Em relação às despesas sob o olhar econômico, foram 51,64% com Pessoal e Encargos; 37,06% com Outras Despesas Correntes; 6,49% com Investimentos; 4,64% com amortização da dívida; 0,2% com juros e encargos da dívida; 0,01% com inversões financeiras.

INDICADORES

No ano passado, para cada real de transferências intergovernamentais, a prefeitura teve a capacidade de gerar receitas R$ 0,37 em arrecadação. Você pode consultar o valor arrecadado com impostos e os índices orçamentários em http://www.meumunicipio.org.br/.

2 COMENTÁRIOS

  1. Precisamos de políticos criativos e não somente gastadores de dinheiro público. A continuar desta forma estaremos pagando aluguel de nossas próprias casas ao prefeito. Precisa-se urgente atrair empresas para criar empregos e sendo assim novas receitas e não ter como fonte principal o suado dinheiro do trabalhador.

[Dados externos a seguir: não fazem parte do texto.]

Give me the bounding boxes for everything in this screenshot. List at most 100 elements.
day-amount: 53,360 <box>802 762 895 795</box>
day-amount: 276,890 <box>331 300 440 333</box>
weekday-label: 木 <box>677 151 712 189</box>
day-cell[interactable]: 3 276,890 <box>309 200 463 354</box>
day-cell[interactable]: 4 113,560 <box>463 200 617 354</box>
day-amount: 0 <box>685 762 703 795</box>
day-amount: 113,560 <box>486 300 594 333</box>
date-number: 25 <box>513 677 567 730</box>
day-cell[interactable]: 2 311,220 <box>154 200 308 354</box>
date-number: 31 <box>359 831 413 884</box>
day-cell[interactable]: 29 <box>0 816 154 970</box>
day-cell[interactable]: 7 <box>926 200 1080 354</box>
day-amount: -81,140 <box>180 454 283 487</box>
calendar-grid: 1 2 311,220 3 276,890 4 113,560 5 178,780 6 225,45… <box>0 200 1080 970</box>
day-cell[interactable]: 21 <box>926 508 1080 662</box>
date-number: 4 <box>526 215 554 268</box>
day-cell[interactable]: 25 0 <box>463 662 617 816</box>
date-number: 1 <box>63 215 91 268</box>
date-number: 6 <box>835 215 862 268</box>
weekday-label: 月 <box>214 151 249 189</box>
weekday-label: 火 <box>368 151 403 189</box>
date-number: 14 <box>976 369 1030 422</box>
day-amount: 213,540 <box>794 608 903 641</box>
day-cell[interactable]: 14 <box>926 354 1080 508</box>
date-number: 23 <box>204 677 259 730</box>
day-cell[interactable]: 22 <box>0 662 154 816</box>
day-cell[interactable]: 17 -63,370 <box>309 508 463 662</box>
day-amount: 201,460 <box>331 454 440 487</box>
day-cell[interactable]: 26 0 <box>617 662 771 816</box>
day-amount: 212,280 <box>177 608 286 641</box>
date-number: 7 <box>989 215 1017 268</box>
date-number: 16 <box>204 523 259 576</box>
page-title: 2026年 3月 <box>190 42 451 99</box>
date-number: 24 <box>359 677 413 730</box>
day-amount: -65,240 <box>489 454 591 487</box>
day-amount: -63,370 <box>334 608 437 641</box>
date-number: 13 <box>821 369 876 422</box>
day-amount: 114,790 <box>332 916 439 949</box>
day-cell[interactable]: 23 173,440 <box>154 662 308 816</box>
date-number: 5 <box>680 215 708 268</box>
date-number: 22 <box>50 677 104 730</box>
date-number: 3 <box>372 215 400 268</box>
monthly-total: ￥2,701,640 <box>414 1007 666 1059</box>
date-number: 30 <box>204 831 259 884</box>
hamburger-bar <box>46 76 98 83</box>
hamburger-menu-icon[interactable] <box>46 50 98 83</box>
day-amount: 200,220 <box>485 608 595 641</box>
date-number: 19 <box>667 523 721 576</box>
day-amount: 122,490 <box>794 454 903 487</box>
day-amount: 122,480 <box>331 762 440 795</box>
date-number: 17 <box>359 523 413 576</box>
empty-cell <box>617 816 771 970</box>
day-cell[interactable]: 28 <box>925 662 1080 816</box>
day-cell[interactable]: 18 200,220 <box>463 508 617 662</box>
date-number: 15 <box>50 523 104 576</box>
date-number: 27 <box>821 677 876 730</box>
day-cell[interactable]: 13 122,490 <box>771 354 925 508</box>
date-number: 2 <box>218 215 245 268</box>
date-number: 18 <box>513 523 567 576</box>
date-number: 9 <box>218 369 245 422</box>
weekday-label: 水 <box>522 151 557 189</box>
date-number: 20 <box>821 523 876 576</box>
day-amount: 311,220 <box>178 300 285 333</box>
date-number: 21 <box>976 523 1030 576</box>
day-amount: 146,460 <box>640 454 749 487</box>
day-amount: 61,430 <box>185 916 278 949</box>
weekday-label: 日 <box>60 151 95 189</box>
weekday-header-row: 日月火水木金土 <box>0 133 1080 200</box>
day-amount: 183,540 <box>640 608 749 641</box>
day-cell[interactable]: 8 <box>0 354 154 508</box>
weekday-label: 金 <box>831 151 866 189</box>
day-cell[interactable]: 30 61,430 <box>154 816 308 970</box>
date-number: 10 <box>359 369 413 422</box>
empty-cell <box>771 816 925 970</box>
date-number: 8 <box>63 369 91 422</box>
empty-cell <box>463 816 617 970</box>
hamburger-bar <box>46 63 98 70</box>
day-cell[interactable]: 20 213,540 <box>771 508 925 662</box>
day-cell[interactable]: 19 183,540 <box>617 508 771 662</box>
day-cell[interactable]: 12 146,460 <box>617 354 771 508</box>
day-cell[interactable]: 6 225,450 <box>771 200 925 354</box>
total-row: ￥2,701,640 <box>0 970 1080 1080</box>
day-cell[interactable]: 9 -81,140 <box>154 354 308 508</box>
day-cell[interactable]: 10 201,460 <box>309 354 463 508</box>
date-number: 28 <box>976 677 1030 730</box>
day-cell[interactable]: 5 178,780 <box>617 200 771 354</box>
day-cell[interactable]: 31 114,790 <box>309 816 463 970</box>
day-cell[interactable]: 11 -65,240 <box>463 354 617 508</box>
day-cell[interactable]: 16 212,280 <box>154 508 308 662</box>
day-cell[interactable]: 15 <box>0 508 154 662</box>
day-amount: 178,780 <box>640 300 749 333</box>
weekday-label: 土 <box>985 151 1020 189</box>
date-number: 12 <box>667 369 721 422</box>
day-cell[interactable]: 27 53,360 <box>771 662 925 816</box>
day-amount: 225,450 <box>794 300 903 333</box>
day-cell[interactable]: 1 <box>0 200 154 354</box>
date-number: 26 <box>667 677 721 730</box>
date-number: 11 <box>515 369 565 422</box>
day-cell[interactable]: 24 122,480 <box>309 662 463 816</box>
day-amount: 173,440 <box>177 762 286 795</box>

  2. Concordo com o Dirceu Celini , o prefeito precisa realmente ser criativo e buscar renda junto as empresas e pra isso precisa ser capaz de trazer mais empresas pra cidade , mas precisa trazer empresas que empreguem milhares de colaboradores , não um pingadinho de gente , a matemática é simples , qto mais gente trabalhando e ganhando salário digno ( acima de 02 salários mínimos de preferência ), mais gente consumindo e mais a indústria produzira e venderá e assim o dinheiro circula ,a prefeitura não pode querer viver de IPTU ,como escreveu o colega Dirceu ,se continuar assim daqui a pouco o cidadão rio clarense vai pagar aluguel da sua própria casa ,embora nada seja da gente de fato porque tem sempre a mão do governo no meio cobrando impostos , taxas , etc… ainda mais no Brasil, tudo gira em torno de impostos e taxas.